Previously, Bigas et al. (2005) demonstrated failure of transformation in the absence of cAMP. In this study, we tested the effect at any concentration of cAMP in the transformation assay (Fig. 1). The results showed no significant difference at any concentration of cAMP in
the transformation assay. To Selleckchem Obeticholic Acid obtain the ΔompP2 mutant, the pZB4 plasmid was used as donor DNA, introduced by natural transformation into strain SC096. Colony PCR was used to check the gentamicin-resistant transformants (Fig. 2).

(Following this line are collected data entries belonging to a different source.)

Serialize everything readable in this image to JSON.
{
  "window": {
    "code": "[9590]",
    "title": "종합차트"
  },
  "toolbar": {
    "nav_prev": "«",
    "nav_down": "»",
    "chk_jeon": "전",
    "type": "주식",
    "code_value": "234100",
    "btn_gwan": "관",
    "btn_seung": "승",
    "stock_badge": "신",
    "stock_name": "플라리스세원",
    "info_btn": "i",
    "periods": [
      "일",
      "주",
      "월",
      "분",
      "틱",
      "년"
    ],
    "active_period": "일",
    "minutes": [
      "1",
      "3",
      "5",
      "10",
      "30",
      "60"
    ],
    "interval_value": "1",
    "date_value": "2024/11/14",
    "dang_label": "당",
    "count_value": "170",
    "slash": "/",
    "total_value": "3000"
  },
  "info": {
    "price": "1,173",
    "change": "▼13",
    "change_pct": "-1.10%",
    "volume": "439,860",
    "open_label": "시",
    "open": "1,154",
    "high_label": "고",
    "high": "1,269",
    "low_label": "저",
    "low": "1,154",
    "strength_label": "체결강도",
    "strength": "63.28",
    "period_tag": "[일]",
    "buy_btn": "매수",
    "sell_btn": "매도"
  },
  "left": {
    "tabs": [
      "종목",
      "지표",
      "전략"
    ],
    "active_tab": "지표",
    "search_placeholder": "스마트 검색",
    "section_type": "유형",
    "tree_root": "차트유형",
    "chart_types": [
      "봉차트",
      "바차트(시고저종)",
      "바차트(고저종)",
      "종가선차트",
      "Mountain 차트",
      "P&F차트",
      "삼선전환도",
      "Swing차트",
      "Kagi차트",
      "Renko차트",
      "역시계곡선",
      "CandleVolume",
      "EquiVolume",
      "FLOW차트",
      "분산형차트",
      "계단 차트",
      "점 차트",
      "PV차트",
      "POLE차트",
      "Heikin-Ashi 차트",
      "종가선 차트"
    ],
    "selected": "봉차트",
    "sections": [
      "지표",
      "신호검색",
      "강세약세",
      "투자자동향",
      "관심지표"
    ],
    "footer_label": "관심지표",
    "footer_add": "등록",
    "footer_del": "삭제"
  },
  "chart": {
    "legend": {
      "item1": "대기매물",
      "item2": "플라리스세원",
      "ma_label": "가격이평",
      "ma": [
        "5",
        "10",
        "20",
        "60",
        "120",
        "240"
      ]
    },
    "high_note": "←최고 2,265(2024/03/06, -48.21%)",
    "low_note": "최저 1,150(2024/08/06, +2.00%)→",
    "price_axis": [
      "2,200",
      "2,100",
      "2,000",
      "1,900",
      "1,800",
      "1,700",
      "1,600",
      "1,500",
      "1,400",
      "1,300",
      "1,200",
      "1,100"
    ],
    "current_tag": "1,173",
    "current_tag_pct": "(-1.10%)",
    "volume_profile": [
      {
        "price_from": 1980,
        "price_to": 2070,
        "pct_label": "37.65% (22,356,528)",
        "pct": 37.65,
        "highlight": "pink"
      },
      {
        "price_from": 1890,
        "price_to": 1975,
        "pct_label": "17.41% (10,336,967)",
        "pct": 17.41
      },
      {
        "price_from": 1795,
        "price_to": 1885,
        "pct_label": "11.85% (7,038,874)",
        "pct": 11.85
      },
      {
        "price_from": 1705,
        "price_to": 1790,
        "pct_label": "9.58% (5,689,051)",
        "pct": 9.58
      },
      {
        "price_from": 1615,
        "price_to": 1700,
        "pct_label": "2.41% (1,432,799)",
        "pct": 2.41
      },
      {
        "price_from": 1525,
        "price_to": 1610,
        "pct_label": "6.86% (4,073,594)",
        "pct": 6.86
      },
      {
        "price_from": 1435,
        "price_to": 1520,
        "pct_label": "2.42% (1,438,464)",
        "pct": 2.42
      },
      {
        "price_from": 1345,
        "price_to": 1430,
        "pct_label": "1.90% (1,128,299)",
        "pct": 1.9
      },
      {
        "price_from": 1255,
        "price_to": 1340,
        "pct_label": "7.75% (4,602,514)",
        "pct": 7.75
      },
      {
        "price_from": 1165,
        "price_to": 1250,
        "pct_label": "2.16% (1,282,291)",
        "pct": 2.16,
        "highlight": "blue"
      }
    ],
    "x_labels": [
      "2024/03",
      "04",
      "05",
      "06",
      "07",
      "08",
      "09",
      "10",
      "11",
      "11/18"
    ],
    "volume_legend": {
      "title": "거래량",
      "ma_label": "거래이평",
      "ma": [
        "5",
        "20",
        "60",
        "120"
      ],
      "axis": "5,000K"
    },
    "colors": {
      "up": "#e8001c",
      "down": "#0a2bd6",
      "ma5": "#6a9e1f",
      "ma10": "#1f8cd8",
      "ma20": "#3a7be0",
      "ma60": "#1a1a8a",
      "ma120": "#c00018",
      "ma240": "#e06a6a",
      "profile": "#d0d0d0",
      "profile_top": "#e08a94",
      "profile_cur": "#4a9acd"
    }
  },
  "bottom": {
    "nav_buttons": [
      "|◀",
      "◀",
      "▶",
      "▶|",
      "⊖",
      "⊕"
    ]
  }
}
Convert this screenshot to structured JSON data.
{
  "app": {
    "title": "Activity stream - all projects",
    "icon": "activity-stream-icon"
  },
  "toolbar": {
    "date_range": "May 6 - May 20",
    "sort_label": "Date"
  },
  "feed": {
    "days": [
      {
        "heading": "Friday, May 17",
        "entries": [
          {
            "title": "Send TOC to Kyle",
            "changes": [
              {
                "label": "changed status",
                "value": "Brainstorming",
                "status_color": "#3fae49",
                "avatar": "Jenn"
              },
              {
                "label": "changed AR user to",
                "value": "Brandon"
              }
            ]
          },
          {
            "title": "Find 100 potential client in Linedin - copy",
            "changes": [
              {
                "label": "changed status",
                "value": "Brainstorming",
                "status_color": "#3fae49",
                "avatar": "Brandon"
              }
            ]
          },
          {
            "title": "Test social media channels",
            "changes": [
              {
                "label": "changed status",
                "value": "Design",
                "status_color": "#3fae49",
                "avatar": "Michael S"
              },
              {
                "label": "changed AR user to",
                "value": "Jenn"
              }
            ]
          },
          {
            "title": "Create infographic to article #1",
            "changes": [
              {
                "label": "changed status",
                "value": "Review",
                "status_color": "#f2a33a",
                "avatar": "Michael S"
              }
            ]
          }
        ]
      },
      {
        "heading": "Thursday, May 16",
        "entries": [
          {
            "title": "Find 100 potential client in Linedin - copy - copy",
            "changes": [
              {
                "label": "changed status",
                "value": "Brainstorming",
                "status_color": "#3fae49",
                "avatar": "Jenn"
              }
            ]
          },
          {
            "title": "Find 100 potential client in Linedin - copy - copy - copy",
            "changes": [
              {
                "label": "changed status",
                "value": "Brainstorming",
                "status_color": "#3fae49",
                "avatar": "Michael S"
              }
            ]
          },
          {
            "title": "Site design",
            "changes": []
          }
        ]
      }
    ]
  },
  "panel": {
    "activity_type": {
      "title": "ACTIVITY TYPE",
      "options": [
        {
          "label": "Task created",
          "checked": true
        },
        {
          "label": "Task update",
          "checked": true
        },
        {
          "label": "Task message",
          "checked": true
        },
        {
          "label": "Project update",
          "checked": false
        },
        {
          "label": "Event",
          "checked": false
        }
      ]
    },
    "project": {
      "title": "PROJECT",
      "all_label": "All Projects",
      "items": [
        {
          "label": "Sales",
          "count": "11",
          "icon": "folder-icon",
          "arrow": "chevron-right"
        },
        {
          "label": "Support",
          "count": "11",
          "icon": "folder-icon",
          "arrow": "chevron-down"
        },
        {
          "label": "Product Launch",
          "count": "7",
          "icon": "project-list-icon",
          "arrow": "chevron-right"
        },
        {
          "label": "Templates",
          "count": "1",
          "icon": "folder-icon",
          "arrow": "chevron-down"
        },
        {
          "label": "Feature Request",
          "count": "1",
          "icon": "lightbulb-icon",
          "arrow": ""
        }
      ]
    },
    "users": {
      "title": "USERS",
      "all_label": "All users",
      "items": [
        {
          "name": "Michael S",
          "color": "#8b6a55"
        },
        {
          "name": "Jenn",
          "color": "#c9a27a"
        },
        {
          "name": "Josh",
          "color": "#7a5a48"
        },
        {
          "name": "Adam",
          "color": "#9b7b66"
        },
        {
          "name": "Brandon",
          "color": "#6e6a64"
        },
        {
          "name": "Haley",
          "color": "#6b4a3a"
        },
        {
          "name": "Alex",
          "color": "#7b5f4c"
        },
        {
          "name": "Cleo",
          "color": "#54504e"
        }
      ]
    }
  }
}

As expected, the primers P1 and P4 amplified a 2.045-kb fragment from the wild-type strain. In the ΔompP2 mutant, this fragment was decreased to 1.753 kb by replacement of the ompP2 sequence with the GmR cassette. Sequencing of PCR products further confirmed replacement of the ompP2 sequence by the GmR cassette in the ΔompP2 mutant. According to the method of Saeed-Kothe et al. (2004), transformation of Haemophilus influenzae with a complementation construct directs integration
of a gene of interest into the chromosome. In this study, Cell Cycle inhibitor a single-copy, chromosome-based complementation plasmid of pZB5 was constructed and transformed into the ΔompP2 mutant. Many kanamycin-resistant transformants were obtained and checked for specified homologous recombination by PCR with primers P13 and P16 (Fig. 2). As predicted, the primers amplified a 2.32-kb fragment containing the ompP2 gene and the KanR cassette in the complemented strain, whereas no fragment was observed in the ΔompP2 mutant. Sequencing further confirmed that
the complete OmpP2 ORF was integrated into the non-coding region of the hepII gene, 76 bp downstream of the TAA stop codon. To further describe the ΔompP2 mutant, the OMP profiles showed that the expression of a protein of approximately 37 kDa was absent in the ΔompP2 mutant compared with the wild-type strain (Fig. 2). The ORF for OmpP2 in the wild-type strain is 1.092 kb (GenBank accession no. HQ709244) and the cleavage of the signal sequence (the first 20 N-terminal residues) results in a mature OmpP2 protein with a predicted molecular mass of 37.2 kDa, which closely approximates Casein kinase 1 the size of the protein absent in the ΔompP2 mutant determined by SDS-PAGE of the OMP preparation. The expression of OmpP2 was restored in the complemented strain. Thus, the result further confirmed that the ompP2 gene was deleted from the genome of strain SC096. In addition, there appeared to be two bands of approximately 25 kDa present in the ΔompP2 mutant strain, suggesting further alterations in the protein composition of the outer membrane as a possible result of changes in protein expression or instability of other outer membrane proteins. In Gram-negative bacteria, porins form transport channels that are involved in the uptake of essential nutrients required for bacterial growth (Achouak et al., 2001). In this study, deletion of the ompP2 gene in H.